Она же и Володе все рассказала, хозяйка. Он поспешил уйти от ее рассказов, но он не мог защитить мать. Почем он знал, какими словами защищают в таких случаях? И как защищать, когда он тоже осудил ее в своем сердце - гораздо суровей осудил, чем эти простые женщины.
Мать толклась по комнате растерянная, потерянная, но силилась показать, что ничего особенного не произошло.
- Видишь, Володичка, - сказала она небрежно даже, - какие у меня новости?
- Как зовут? - спросил Володя.
Ведь делать-то нечего, осуждай, не осуждай - ничего уж не поделаешь, надо это принимать и с этим жить.
- Томочка, Тамара. Хорошенькое имя, правда?
- Хорошенькое.
Он не понимал. Можно любить нежную красивую Аленку. Нельзя любить плешивого капитана с отекшими щеками. Мысль, что мать любила плешивого капитана и родился ребенок, - эта мысль возмущала юное, здоровое, благоговейное понятие Володи о любви, о красоте любви. (То, с чем приходится иной раз сталкиваться в общежитии, - не в счет; мало ли что.) Опущенные ресницы, поцелуи, ночные мечтания - это для молодости, для прекрасной свежести тела и души. В более зрелых годах пусть будет между людьми уважение, приязнь, товарищество... пожалуйста! Но не любовь.
Понадобилось сходить в аптеку; ему было стыдно выйти из дому. Эта улица, где все друг о друге все знают! Мрачный, шел он, сверкая черными глазами.
Вернулся, - в кухне была хозяйка, она сказала как могла громче:
- Вот ты на оборону работаешь, а она о тебе думала? Она об ухажерах думала.
- Будет вам, - сказал Володя.
Мать стояла на коленях возле кровати и плакала.
- Я перед всеми виновата! - плакала она. - Перед тобой виновата, перед ней виновата.
Она о девочке своей говорила. Девочка лежала на кровати, развернутая, и вытягивала вверх крохотные кривые дрожащие ножки.
- Володичка, - в голос зарыдала мать, - ты на папу сердишься, Володичка, если бы ты знал, как я перед ним виновата!
И, схватив его руки и прижимаясь к ним мокрым лицом, рассказала, как она живет. Рано утром она относит Томочку в ясли. Это далеко, другой конец города. На работу приходит усталая, голова у нее кружится, она плохо соображает и делает ошибки. Ее уволят, уже уволили бы, не будь она кормящая мать. И что ужасно, вместо того, чтобы признать свои ошибки и просить извинения, она, когда ей делают замечания, раздражается и грубит, - правда, как это на нее не похоже? но она очень нервная стала. Грубит людям, которые жалеют ее и держат на работе, хотя давно бы надо уволить. А здесь, дома, ее ненавидят. Когда она приходит к колонке за водой, женщины расступаются и пропускают ее, и пока она набирает воду, они стоят и смотрят молча; а уходя, она слышит, что они о ней говорят. Она не смеет покрасить губы, - начинают говорить, что она еще у кого-то собралась отбить мужа. Ох, уехать бы! Вернуться в Ленинград, где никто ничего не знает! Там люди так настрадались, никто и не спросит, даже рады, наверно, будут, что вот маленький ребеночек, новая жизнь там, где столько людей умерло...

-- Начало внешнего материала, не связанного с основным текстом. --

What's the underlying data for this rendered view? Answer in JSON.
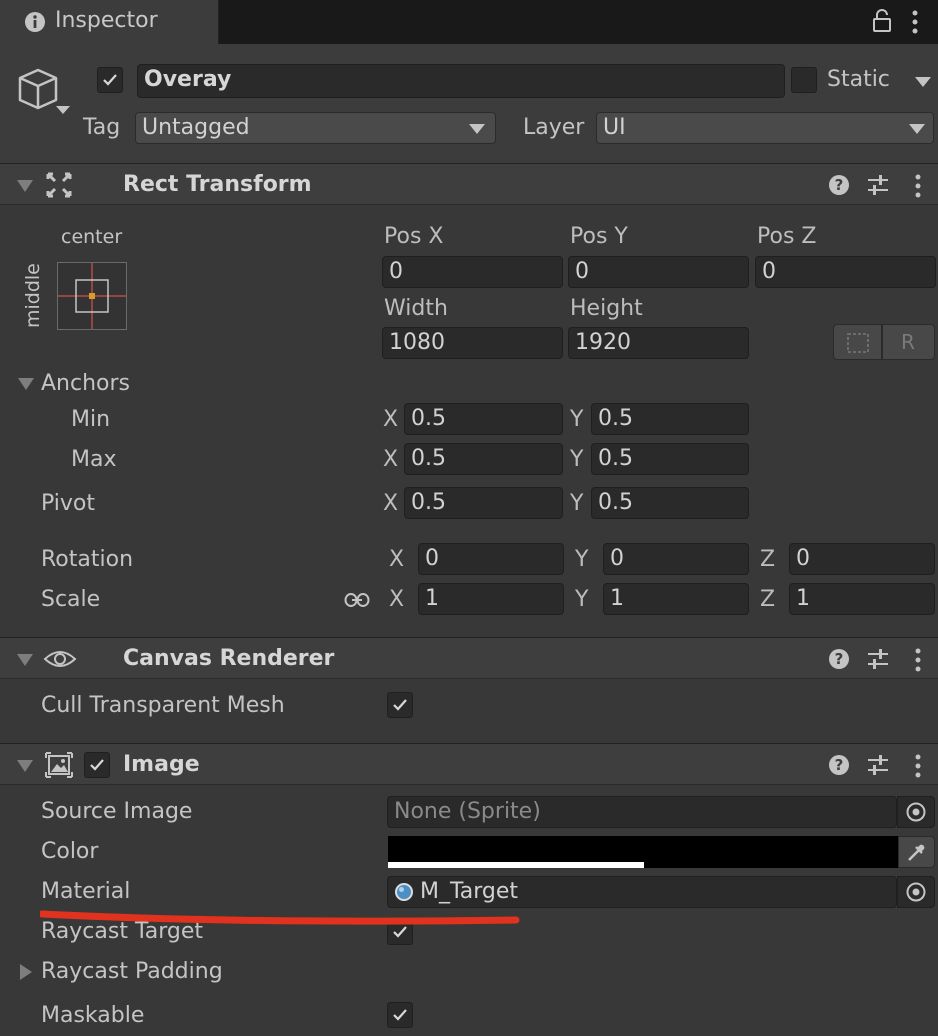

И мать вскрикивала, как в бреду:
- Я не хочу жить! Я не хочу жить!
- Пока что надо здесь на другую квартиру, - сказал Володя, со страхом чувствуя руками, как колотятся у нее на висках горячие жилки.
- Думаешь, это просто? Думаешь, я не пробовала? Никто не пускает с ребенком. Или хотят очень дорого... И все равно эта женщина и туда придет. Она ходит всех настраивает, как будто она тоже не могла бы быть одинокой, она тоже могла бы!
- А если попробовать написать отцу?
- Нет. Я не могу.
- Ничего особенного: чтобы прислал тебе вызов.
- Он не пришлет, - сказала мать с отчаяньем. - Он рад, что мы тут, что нас нет в Ленинграде.
Томочкины ножки развлекли ее в конце концов. Она стала губами ловить их и целовать и, целуя, вся еще в слезах, смеялась тихо, чтоб хозяйка не услышала и не осудила за смех. А Володя думал - как же она дальше, что с ними делать...
10
Он написал отцу, что матери плохо живется в Н.